The first western bumblebee was netted last year at one of the low-elevation plots, located at around 5,000 feet. The same plot also was visited frequently by Kearns and Oliveras during a more general survey of all pollinators between 2001 and 2005.
“For five years we sampled fairly intensely at this one site and never found anything,” Oliveras said. “Then all of a sudden, last year, we found several bees at that one site.”
The surveyors also found western bumblebees last year at a mid-elevation site of around 8,000 feet. In all, the team found nine western bumblebees in 2012: three queens and six workers.
Because insect populations are notoriously variable from year to year, Kearns and Oliveras wanted to find the bumblebees for a second year before announcing that the western bumblebee appeared to be returning to the Front Range. This year, the team has netted more than a dozen western bumblebees at four different locations, including the same low-elevation prairie plot and all three mid-elevation meadows. The distance between the sites means that the bumblebees are likely from separate colonies.

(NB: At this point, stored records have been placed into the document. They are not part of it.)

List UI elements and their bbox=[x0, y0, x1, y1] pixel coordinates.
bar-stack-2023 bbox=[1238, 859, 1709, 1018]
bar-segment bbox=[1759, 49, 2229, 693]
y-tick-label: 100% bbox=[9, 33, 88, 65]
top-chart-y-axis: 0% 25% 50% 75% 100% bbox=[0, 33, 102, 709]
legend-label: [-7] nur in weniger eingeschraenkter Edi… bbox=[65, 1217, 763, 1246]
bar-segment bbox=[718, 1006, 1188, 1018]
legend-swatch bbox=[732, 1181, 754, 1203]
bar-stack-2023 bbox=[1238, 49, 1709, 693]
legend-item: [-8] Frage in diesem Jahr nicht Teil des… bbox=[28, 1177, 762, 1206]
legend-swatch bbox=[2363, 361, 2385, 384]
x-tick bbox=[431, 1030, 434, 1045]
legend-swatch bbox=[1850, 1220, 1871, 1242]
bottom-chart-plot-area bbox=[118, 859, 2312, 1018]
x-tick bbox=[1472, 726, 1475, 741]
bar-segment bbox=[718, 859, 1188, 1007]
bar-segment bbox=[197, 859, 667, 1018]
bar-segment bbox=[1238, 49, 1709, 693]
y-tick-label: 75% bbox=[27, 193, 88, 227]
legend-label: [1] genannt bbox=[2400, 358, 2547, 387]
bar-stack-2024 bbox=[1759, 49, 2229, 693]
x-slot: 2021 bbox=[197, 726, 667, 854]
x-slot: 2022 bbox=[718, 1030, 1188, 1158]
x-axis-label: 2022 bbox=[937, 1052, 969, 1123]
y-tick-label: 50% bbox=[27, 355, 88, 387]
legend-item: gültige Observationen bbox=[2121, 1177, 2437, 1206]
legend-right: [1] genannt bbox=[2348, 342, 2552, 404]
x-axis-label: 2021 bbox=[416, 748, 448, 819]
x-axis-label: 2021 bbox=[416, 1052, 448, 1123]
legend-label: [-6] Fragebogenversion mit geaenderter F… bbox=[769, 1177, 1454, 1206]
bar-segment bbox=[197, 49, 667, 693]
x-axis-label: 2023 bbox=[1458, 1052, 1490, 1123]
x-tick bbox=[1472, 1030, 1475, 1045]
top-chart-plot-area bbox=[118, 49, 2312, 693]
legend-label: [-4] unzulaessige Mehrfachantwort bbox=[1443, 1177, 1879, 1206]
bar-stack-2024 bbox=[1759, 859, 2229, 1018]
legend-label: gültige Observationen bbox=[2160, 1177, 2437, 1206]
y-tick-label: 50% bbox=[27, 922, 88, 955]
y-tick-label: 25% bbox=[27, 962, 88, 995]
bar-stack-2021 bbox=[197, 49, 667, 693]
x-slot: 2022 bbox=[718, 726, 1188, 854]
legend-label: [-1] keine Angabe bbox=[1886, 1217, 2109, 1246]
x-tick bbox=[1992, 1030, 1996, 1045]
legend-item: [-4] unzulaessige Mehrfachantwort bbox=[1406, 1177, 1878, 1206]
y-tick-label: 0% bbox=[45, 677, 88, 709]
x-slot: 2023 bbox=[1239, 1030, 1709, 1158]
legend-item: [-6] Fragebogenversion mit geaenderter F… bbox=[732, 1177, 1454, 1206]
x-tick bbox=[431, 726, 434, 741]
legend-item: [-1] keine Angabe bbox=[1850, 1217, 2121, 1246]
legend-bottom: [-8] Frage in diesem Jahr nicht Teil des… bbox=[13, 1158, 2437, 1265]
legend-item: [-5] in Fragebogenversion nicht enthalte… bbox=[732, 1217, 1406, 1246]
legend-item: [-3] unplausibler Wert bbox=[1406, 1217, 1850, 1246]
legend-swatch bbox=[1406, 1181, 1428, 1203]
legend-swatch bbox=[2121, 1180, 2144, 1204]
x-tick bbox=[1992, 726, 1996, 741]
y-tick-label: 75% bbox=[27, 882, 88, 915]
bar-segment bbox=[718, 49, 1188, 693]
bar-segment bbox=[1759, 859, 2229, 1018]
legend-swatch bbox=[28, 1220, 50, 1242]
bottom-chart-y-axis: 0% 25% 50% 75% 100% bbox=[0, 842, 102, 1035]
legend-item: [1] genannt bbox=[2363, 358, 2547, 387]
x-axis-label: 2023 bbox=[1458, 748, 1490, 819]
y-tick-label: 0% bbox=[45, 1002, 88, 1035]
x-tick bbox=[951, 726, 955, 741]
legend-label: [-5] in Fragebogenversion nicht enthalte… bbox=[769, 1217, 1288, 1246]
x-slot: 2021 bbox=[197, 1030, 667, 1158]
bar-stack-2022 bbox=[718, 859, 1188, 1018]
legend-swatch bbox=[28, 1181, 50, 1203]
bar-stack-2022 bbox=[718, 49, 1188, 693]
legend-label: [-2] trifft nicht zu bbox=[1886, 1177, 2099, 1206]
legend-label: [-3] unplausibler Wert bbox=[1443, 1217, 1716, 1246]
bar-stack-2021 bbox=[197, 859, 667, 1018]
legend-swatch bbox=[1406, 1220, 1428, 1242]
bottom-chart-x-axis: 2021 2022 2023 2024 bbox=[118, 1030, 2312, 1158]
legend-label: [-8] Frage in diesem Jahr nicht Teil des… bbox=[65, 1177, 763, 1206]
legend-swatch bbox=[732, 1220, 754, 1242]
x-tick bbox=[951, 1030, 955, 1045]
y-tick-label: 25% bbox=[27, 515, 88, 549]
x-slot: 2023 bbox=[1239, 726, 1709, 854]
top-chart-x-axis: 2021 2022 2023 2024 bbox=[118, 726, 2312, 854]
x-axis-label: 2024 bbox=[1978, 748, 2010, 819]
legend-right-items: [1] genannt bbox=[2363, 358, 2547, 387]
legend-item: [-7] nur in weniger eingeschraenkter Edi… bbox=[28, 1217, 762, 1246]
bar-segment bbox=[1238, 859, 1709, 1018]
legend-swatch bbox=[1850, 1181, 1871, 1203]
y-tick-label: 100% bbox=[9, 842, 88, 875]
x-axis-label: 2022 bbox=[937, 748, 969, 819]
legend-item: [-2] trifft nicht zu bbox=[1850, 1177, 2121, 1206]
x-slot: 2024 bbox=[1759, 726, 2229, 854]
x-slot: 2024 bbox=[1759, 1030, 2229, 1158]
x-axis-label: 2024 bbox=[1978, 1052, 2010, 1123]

“These are sites that are fairly far away from each other, even as the crow flies,” Oliveras said. “Within a plot, if you’re going to be conservative, you can say that all the Bombus occidentalis arose from a single colony. But between plots, that’s quite a distance for them. They wouldn’t normally be traveling that far.”
The western bumblebee was once ubiquitous across the western portion of the United States and Canada, Oliveras and Kearns said. Its northern range encompassed all of Alaska, the Yukon Territory, British Columbia and western Alberta. Its southern boundaries extended as far south as Arizona and New Mexico. The bumblebee’s range also stretched from the Pacific Ocean eastward through North and South Dakota, Nebraska and Colorado. But beginning in the late 1990s, the western bumblebee became harder and harder to find.
“They have been disappearing rapidly across the West Coast, and there have been only occasional sightings in the Rocky Mountains,” Kearns said. “People have found a few bumblebees on the Western Slope of Colorado, but we were looking for them here and we weren’t finding any.”
Several factors have been implicated in the decline of the western bumblebee, according to Kearns and Oliveras. The biggest suspect is a non-native gut parasite that may have been transmitted from commercially raised bumblebee colonies. While parasites and other diseases can kill bees outright, anything that affects the bumblebees’ food supply or nesting sites also will affect their ability to survive. That means that habitat loss, pesticides, climate change and invasive plants and animals may be contributing to the losses in western bumblebee populations.
Earlier this summer, reports that the western bumblebee had been spotted in the Seattle area were confirmed by local biologists, indicating that the bumblebees could be making a broader comeback.
The wider goal of the ongoing bumblebee survey in Boulder County is to catalog all the types of bumblebees buzzing around the area and their population size. The team has catalogued a number of different species during the last four summers, including the mountain bumblebee, the Nevada bumblebee, the two-form bumblebee and the central bumblebee, among others.
“Our whole interest in bumblebees relates to the fact that pollinators are declining, but there is no abundance data for bumblebees in this area from the past,” Kearns said. “How do you tell if something is declining if there are no abundance data? So we decided we’d get out there and we’d find out what bumblebees are here and how many.”
Each year, Kearns and Oliveras have recruited undergraduate students to help them. This summer, the undergraduate researchers were Benjamin Bruffey, Sam Canter, Sarah Niemeyer, Zoe Praggastis and Cole Steinmetz.